O candidato do Pacto Histórico à Presidência da Colômbia, Iván Cepeda, condenou a série de ataques perpetrados nas últimas horas por dissidentes do processo de paz – que assassinaram dezenas de pessoas no Cauca e no Valle do Cauca, no sul do país – apontando como atos sanguinários em prol da extrema direita nas eleições presidenciais de 31 de maio.

“Manifesto minha mais veemente repulsa a esses atos de barbárie. Condeno de forma enérgica a morte e os graves danos causados à população civil pelo uso de explosivos. Exijo que as autoridades mobilizem todos os seus recursos investigativos para identificar, processar e punir com celeridade os responsáveis por esses atos atrozes”, declarou Cepeda, conclamando os colombianos a manterem a calma e a serenidade a fim de garantir os avanços democráticos conquistados pelo governo de Gustavo Petro.

De acordo com o candidato governista, que lidera com ampla margem as pesquisas de opinião de voto, as ações narcoterroristas – identificadas por Petro como “narcofascistas” – “ocorrem em regiões onde existe um amplo apoio popular ao nosso projeto político”. “Surge uma preocupação legítima sobre se, além de causar danos e angústia à população, esses fatos buscam gerar um clima de medo que favoreça os interesses de setores da extrema direita empenhados em desestabilizar o país e obstruir o desenvolvimento democrático do processo eleitoral”, acrescentou.  Diante disso, salientou, “peço às autoridades que esclareçam rigorosamente esse contexto e as possíveis motivações”.

Apesar da complexa situação de segurança, Cepeda enfatizou que a mobilização e a visitação às regiões não será interrompida, levando uma mensagem de compromisso com a defesa da soberania e do desenvolvimento. “Nossa campanha continuará conforme planejado. Não haverá suspensões ou adiamentos dos eventos programados”, assinalou o candidato governista, frisando que nada nem ninguém impedirá nosso compromisso com o país ou o exercício legítimo da política”.
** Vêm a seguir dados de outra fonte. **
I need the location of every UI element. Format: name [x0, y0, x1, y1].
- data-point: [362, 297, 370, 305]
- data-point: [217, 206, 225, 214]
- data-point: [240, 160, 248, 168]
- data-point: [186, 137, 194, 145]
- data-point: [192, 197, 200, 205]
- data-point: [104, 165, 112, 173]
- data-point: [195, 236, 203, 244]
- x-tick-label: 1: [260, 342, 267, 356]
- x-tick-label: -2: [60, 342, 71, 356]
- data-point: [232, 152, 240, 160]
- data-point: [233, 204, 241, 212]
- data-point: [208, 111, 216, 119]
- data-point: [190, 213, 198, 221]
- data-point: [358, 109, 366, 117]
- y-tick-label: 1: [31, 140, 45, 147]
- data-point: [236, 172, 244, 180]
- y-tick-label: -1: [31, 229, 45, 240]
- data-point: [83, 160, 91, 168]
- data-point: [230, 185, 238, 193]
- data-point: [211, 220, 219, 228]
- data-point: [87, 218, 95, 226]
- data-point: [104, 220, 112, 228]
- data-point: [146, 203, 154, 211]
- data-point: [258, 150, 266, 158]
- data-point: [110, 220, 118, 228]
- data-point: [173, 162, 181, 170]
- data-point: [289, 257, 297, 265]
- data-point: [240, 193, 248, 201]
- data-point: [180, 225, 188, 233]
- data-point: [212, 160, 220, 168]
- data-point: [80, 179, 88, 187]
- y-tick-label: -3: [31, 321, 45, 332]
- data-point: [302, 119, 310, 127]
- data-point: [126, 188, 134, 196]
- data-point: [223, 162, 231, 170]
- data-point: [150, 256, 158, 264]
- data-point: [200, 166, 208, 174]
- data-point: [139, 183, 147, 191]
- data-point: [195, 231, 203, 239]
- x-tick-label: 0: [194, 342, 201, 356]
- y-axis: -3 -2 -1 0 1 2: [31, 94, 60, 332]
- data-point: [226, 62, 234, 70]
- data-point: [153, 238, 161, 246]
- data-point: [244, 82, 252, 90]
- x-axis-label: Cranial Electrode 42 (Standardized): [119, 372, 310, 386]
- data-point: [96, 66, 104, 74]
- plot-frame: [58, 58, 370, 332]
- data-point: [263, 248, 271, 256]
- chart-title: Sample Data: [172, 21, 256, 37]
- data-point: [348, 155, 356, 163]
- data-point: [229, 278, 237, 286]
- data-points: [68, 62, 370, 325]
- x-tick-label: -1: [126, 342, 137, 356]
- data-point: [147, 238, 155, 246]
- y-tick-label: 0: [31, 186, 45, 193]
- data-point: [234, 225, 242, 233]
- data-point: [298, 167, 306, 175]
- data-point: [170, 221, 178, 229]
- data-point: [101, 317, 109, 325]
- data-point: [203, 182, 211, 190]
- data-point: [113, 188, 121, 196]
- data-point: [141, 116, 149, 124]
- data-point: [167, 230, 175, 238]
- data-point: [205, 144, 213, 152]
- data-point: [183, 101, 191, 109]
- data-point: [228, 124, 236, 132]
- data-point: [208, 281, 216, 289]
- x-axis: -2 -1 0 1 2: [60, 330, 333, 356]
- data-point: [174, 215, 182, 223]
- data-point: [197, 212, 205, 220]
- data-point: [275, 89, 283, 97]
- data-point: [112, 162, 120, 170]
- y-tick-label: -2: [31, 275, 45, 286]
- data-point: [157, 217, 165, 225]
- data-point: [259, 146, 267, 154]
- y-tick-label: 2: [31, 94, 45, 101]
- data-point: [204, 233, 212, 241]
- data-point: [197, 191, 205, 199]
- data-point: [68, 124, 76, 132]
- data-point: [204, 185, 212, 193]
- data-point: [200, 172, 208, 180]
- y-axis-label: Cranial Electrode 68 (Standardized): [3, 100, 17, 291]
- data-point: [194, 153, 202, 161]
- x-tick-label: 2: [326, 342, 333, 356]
Aproveitando-se do clima de terror instaurado por 26 atentados em apenas 48 horas – no último sábado (25) e domingo (26) -, o ultradireitista Abelardo de la Espriella esbravejou contra o processo de paz e advertiu que, sendo presidente, diferente do “desgoverno de Gustavo Petro”, iria “eliminar” os líderes guerrilheiros dissidentes. “O sangue que hoje é derramado é consequência direta dessa tal paz total de má qualidade de Petro, que é a filha ilegítima da paz de Juan Manuel Santos (2010-2018)”, vociferou.

Segundo a pesquisa Invamer, se as eleições fossem hoje as intenções de voto seriam as seguintes: Iván Cepeda: 44,3%; Abelardo de la Espriella: 21,5%; Paloma Valência: 19,8%; Cláudia López: 3,6%; Sérgio Fajardo: 2,5% e Santiago Botero: 1,4 %. Os demais sete candidatos teriam 0,4% ou menos de votos.